Ini dia beda transparansi anggaran DKI Jakarta era Ahok dan Anies

Jumat, 01 November 2019 | 05:30 WIB   Reporter: kompas.com
Ini dia beda transparansi anggaran DKI Jakarta era Ahok dan Anies


ANGGARAN - JAKARTA. Sistem penganggaran milik Pemerintah Provinsi DKI Jakarta pernah mendapat penghargaan sebagai salah satu inovasi perencanaan terbaik di Indonesia. Pada April 2017, Badan Perencanaan Pembangunan Nasional (Bappenas) memberikan predikat tersebut.

Inovasi perencanaan maksudnya: sistem penganggaran dengan e-budgeting, e-planning, e-musrenbang, dan e-komponen. Sistem ini mulai Pemerintah DKI perkenalkan ketika Joko Widodo dan Basuki Tjahaja Purnama menjabat sebagai gubernur dan wakil gubernur.

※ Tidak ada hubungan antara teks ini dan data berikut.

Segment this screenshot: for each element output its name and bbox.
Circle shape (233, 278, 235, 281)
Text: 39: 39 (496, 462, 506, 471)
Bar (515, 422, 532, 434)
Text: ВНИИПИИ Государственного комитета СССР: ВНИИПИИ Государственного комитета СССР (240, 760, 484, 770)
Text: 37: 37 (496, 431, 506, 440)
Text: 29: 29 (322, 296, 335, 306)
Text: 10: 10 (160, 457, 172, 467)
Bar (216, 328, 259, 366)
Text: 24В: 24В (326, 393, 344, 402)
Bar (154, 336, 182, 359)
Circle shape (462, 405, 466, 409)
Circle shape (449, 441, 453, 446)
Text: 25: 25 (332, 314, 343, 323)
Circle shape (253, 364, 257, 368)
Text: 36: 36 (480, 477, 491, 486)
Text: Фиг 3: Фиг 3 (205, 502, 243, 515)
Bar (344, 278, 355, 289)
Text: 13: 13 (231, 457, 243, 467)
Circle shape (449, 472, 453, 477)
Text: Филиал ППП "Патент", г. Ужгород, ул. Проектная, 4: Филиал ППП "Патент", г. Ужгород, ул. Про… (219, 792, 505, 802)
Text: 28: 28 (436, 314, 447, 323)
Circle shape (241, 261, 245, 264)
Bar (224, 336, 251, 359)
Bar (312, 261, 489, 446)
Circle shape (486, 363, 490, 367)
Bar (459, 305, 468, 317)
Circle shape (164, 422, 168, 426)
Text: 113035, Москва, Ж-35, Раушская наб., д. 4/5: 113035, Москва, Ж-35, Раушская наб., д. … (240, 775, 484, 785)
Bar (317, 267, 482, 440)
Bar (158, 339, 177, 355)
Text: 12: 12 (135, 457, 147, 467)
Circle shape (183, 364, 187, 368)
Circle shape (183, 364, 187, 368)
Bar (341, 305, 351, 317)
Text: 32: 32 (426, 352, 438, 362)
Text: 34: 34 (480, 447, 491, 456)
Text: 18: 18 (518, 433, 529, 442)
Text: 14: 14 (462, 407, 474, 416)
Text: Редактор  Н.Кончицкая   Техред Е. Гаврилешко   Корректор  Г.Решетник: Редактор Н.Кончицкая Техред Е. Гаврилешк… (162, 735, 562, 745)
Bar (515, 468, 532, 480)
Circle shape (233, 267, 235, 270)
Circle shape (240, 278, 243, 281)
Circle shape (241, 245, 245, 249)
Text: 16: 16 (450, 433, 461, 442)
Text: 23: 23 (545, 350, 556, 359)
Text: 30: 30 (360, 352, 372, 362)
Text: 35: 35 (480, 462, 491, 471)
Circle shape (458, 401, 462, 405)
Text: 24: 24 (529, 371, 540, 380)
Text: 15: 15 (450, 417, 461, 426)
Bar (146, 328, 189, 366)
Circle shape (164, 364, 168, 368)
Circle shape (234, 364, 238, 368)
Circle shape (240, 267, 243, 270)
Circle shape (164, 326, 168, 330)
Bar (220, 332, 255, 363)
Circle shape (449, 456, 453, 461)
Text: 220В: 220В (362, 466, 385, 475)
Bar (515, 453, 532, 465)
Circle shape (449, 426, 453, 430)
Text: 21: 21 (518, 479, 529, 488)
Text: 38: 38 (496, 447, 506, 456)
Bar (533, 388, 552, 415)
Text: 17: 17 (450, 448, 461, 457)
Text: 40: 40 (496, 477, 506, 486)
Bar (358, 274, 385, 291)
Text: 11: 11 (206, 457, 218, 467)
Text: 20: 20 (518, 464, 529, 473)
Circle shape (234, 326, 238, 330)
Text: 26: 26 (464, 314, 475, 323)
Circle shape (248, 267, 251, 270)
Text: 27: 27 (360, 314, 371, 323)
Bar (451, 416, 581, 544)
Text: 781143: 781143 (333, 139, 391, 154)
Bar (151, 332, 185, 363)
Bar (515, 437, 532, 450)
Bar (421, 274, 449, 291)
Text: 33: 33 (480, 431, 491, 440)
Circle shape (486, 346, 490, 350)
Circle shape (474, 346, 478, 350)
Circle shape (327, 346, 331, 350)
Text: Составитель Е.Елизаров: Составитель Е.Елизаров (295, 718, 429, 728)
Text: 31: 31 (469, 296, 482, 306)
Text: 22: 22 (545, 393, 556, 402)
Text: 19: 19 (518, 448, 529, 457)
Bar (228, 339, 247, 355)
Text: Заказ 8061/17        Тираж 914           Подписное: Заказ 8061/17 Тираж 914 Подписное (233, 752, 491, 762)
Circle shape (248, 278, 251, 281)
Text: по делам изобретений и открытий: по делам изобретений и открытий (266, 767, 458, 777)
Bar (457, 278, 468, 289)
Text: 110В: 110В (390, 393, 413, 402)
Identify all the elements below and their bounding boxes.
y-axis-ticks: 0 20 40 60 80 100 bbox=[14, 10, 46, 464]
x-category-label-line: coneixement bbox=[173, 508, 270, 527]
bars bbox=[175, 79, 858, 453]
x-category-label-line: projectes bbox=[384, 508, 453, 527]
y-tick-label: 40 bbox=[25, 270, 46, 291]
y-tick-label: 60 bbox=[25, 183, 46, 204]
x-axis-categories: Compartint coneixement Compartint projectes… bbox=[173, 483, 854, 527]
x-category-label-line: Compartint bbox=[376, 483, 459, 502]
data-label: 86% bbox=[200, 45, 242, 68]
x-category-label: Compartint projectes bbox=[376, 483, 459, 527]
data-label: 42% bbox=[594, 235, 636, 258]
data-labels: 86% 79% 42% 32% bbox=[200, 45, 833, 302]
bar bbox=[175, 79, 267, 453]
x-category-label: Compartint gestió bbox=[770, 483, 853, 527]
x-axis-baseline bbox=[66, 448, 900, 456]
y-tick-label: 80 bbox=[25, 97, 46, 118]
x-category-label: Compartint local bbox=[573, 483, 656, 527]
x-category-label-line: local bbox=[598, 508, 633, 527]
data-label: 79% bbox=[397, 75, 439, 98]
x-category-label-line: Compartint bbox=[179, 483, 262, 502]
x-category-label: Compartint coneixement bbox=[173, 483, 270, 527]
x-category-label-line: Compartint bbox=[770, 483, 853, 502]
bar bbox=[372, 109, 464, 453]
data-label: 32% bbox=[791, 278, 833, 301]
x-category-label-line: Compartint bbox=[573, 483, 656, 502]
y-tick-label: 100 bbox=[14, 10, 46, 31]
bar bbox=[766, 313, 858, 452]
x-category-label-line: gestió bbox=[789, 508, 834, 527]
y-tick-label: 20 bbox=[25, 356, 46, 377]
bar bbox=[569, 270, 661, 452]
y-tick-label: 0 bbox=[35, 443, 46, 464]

Sistem tersebut akhirnya Pemerintah DKI gunakan saat Basuki atawa Ahok menjadi gubernur. Dengan e-budgeting, semua perencanaan penganggaran diinput secara digital ke dalam sistem.

Setiap perubahan angka yang terjadi akan terekam, lengkap dengan informasi identitas pengubahnya. Siapa saja yang melakukan mark up anggaran, pasti bisa diketahui orangnya.

Baca Juga: Anies salahkan sistem zaman sebelumnya, ini komentar menohok dari Ahok

Sistem e-budgeting di DKI juga membuat perencanaan anggaran masuk ke detail komponennya sejak awal. Komponen yang detail ini sering disebut dengan satuan ketiga.

Katakanlah, ada sebuah program pelaksanaan festival musik tahun baru yang dimasukkan dalam sistem e-budgeting. Anggaran untuk program itu tidak bisa hanya ditulis totalnya, misalnya Rp 100 juta.

Tapi, harus lengkap dengan komponen atau satuan ketiganya, seperti biaya panggung, lampu, dan pengisi acara. Dengan begitu, anggaran sebuah program bisa diukur wajar atau tidaknya.

Pada 2017, menjelang akhir masa jabatan Djarot Saiful Hidayat sebagai gubernur, Komisi Pemberantasan Korupsi (KPK) menyampaikan apresiasinya terhadap sistem ini. Pimpinan KPK yang datang ke Balai Kota saat itu, Basaria Pandjaitan, berharap, sistem ini terus digunakan pada periode selanjutnya dalam kepemimpinan Anies Baswedan-Sandiaga Uno.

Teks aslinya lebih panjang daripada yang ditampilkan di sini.